The highly toxic chemical intermediate MIC is used at the Bayer CropScience pesticide manufacturing complex in Institute, West Virginia, just to the west of Charleston. An explosion at the complex on August 28, 2008, which fatally injured two workers, occurred within 80 feet of a 37,000-pound capacity storage tank of MIC, the chemical which resulted in thousands of public fatalities when it was suddenly released into the air from a pesticide manufacturing plant in Bhopal, India, in December 1984.

Congress appropriated $600,000 to the CSB for fiscal year (FY) 2010 specifically “for a study by the National Academy of Sciences to examine the use and storage of methyl isocyanate including the feasibility of implementing alternative chemicals or processes and an examination of the cost of alternatives at the Bayer CropScience facility in Institute, West Virginia.” Prior to the Congressional action, Bayer had publicly committed to reducing its inventory of MIC at Institute from approximately 200,000 pounds to 40,000 pounds by discontinuing the production of two MIC-derived pesticides and strengthening inventory controls over its remaining pesticide manufacturing processes.

“Following the Bhopal disaster in 1984, other chemical companies largely phased out the use and bulk storage of MIC due to safety concerns,” said CSB Chairman John Bresland. “The goal of the NAS study is to determine whether further reductions or the elimination of MIC use are achievable at Bayer, and what are the costs of doing so.

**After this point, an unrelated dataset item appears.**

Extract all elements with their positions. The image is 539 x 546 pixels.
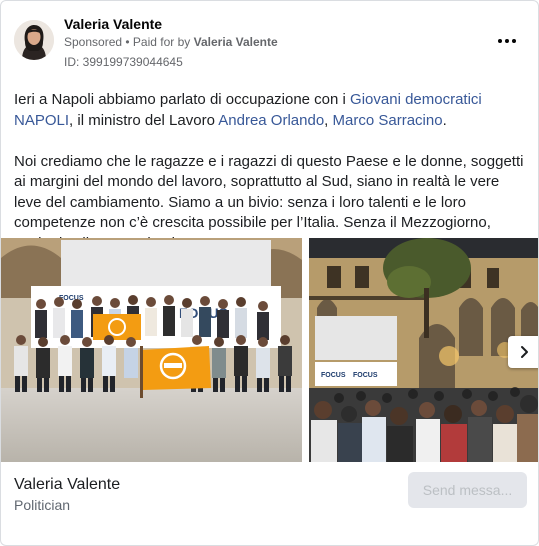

The study will also lay the foundation for better understanding how chemical companies across the country could adopt inherently safer technologies to protect the public and their workers from chemical accident hazards.”

Mr. Bresland said that depending on the public comments received and the availability of funding, the CSB could request the NAS to examine additional topics such as the use of hydrofluoric acid (HF) in refinery alkylation processes or chlorine in water treatment. The CSB is currently investigating two releases of toxic HF from U.S. oil refineries in 2009.

A Federal Register notice asks for specific public comments on the proposed study design, the timetable for the study, the appropriate composition of the study panel, and the desirability of examining other chemicals for which inherently safer technology (IST) alternatives have been proposed. Public comments are due to the CSB by May 10.